If you get mild or vicious questions, then you can interpret these results as good or bad depending on the purpose of your talk. You might want to be provocative and want to outrage some in the crowd. Or you want to win everyone to your way of thinking, so you are looking for questions that enable you to convince others, to adopt your preferred position on the topic.
Asking people you know or your staff, “How do did it go” is just a waste of time. You want your feedback sheet selectively distributed before the talk, so that you can get additional feedback to what your eyes are telling you during the talk. I would count people coming up to you after the speech and saying how great you are as flattery and of doubtful value, unless they are an expert in the topic or on the subject of giving speeches. I know it sounds a bit harsh, but almost no one is going to approach you and feedback to you that you were crap. So be wary of praise and look long and hard at who it is coming from.

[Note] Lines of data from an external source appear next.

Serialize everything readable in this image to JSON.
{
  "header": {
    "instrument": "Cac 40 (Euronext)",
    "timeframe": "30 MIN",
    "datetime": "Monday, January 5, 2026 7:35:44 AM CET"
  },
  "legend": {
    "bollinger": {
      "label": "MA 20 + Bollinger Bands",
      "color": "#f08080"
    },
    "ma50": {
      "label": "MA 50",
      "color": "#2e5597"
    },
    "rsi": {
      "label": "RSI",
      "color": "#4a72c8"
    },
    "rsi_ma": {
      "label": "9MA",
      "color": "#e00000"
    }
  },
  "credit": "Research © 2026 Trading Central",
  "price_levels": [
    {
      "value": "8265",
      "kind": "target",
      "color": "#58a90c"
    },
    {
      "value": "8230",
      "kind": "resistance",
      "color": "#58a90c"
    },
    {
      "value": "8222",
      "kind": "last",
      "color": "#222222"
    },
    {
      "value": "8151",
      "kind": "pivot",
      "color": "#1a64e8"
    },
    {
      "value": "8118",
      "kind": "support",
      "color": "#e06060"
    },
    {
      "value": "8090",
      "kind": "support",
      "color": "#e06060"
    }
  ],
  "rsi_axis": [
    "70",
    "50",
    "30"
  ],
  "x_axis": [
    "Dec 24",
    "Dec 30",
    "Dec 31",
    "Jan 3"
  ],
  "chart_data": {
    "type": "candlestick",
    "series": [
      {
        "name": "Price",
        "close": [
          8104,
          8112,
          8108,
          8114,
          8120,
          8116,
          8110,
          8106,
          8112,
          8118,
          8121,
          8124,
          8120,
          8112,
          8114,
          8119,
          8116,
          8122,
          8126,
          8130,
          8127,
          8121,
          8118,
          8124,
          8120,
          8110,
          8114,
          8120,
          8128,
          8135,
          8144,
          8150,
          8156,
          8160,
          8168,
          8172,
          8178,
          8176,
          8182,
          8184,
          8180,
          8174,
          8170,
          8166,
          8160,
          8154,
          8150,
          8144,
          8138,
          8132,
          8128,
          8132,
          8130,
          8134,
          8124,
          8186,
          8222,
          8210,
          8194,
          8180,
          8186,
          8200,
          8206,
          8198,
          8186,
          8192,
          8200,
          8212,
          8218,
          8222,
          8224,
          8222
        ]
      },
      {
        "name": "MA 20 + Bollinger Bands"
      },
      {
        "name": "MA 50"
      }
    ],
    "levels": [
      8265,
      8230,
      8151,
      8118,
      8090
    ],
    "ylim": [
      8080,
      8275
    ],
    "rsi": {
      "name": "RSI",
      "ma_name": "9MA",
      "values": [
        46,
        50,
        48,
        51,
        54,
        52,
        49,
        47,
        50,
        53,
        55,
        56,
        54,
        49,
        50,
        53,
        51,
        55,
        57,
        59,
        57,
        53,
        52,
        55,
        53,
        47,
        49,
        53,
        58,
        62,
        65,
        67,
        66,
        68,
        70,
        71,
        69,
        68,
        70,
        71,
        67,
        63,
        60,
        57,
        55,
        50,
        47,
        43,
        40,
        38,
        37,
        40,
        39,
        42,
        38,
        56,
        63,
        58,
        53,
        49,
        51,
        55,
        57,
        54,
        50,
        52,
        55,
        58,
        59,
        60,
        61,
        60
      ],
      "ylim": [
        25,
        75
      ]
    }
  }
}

For both rehearsal and for the talk itself, video is the best method of evaluating how you went. You have your checklist so you can be very diagnostic on the video review component. If you have your coach there during the practice, that is ideal and also important to have them in the audience as well, to give you the good/better feedback. If you don’t have a coach, what are you thinking? You should get one, because this speaking lark is a brand builder or a brand killer. It is never neutral. You are either winning or losing and don’t kid yourself otherwise.